When you finish, the app transcribes your speech and then runs the cleanup pass. The result appears as a block of text. You can read it, edit it further if you want, and then copy it wherever you need it. The entire process takes about as long as the original recording plus a short processing delay.
The Code Is Open for a Reason
The source code for the app is public on GitHub under the Apache 2.0 license. Anyone can read it, audit it, or build on it. The project forks Google’s AI Edge Gallery, which provides the shell for model download and lifecycle management. The original engineering work is the capture-and-restructure pipeline that sits on top of that shell.
The public repository is a curated extract that drops inherited UI, storage, download, and branding code. This makes the Gemma 4 work easy to read without wading through unrelated boilerplate. The exact upstream commit is pinned in the repository, with full attribution in the license files.
This openness matters for trust. You do not have to take my word for how the app works. You can read the code yourself. You can verify that no data leaves the device. You can see exactly how the models are loaded and how the memory management works.
What the App Does Not Do
It is important to be clear about the limits. The app does not generate new content from nothing. It works with what you actually said. If you did not mention something in your recording, it will not appear in the output. The restructuring fills in context that a reader would need, but it does not invent facts.
The app does not write your thoughts for you. It organizes them. The ideas and the voice are yours. The app just removes the clutter so the ideas can be seen clearly.
The cold-load time is real. The first time you use the app after installing it, or after a phone restart, the Gemma 4 model takes a couple of minutes to load. This is honest about the hardware constraint. Subsequent uses are faster because the model stays in memory.
Why This Approach Matters for the Future
The trend in consumer AI has been toward bigger models running in massive data centers. That trend leaves a lot of people behind. It assumes everyone has fast internet, a recent phone, and the budget for subscriptions.

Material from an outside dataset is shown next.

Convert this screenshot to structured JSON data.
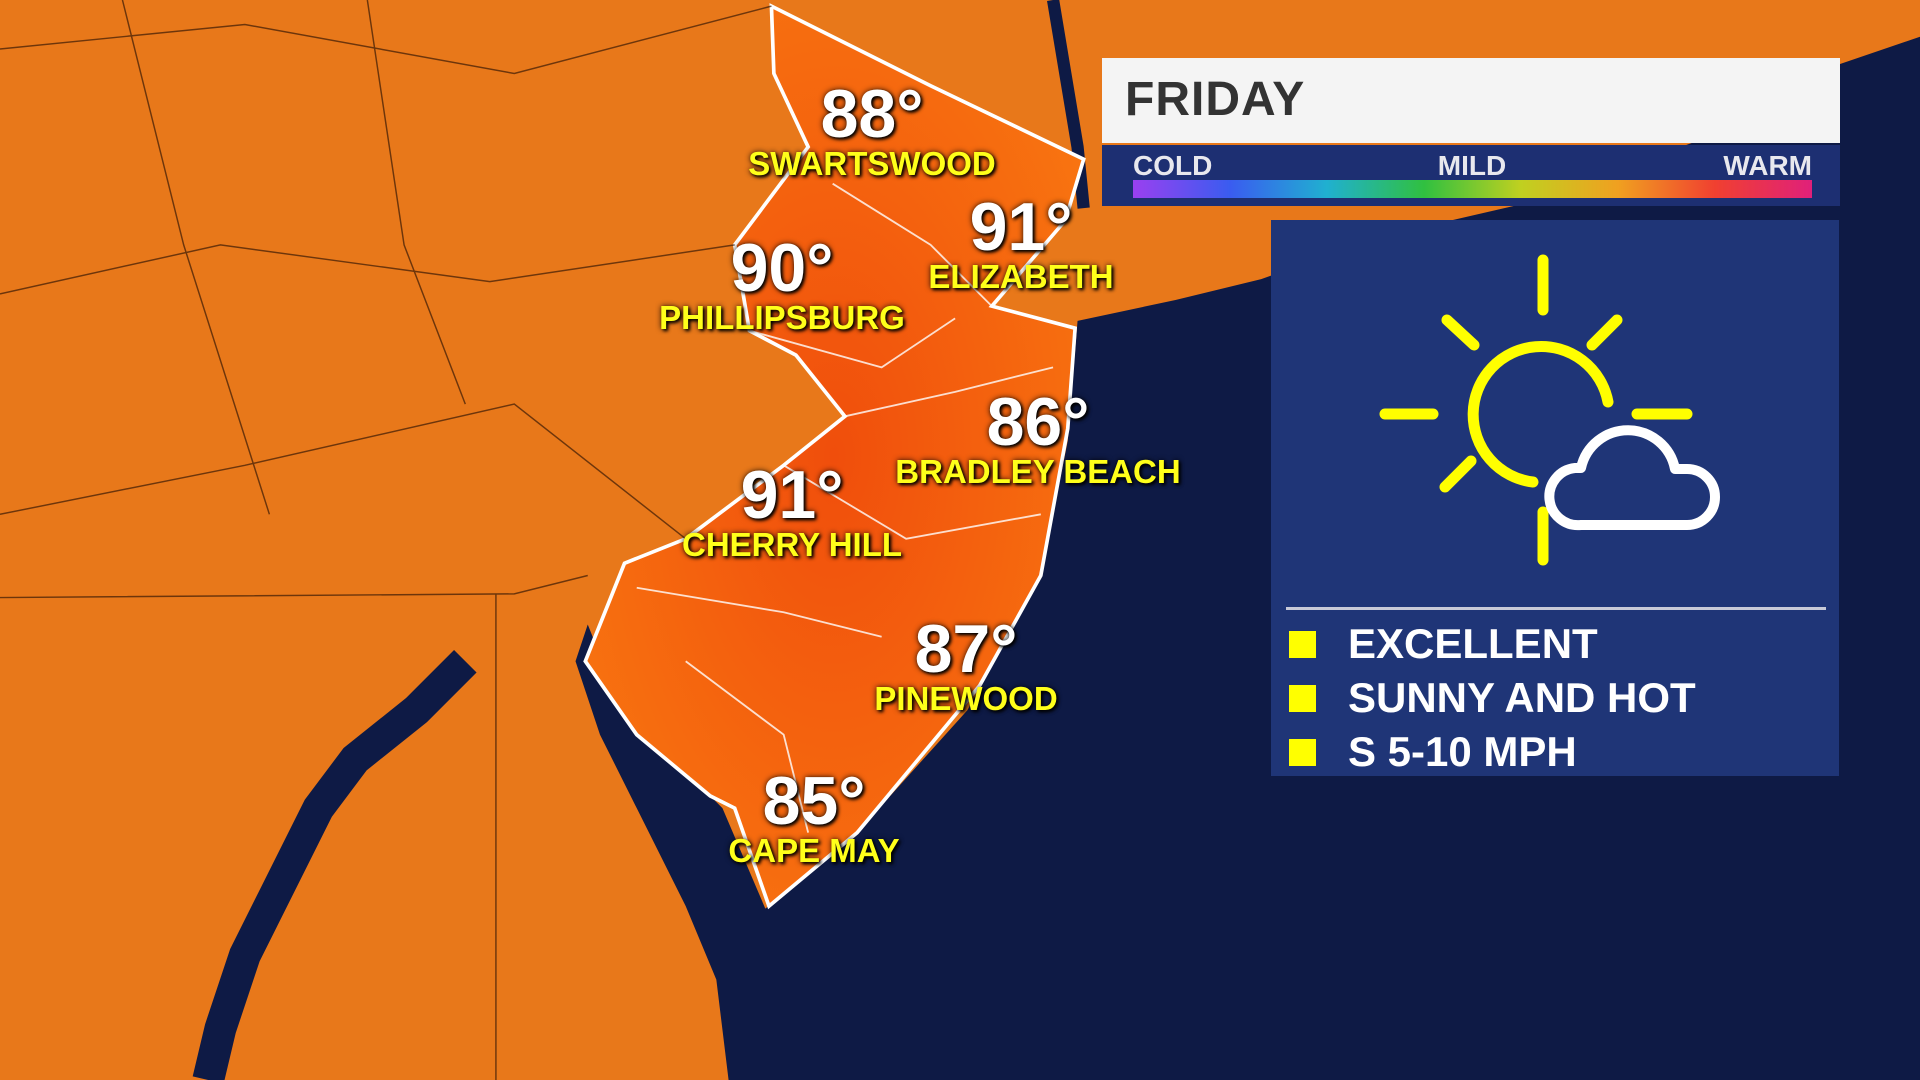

It also assumes everyone is comfortable sending their private thoughts to a server.
Local AI offers a different path. It is not about matching the raw capability of cloud models. It is about making AI useful for the people who need it most, on the hardware they already own, with the privacy they deserve.
The bidet ai app is a small example of that philosophy in action. It does one thing well. It turns messy speech into clean writing. It does it on a three-year-old phone. It does it without sending anything to the internet. It does it because the person who built it needed it to exist.
That is the kind of tool that actually helps people get their work done.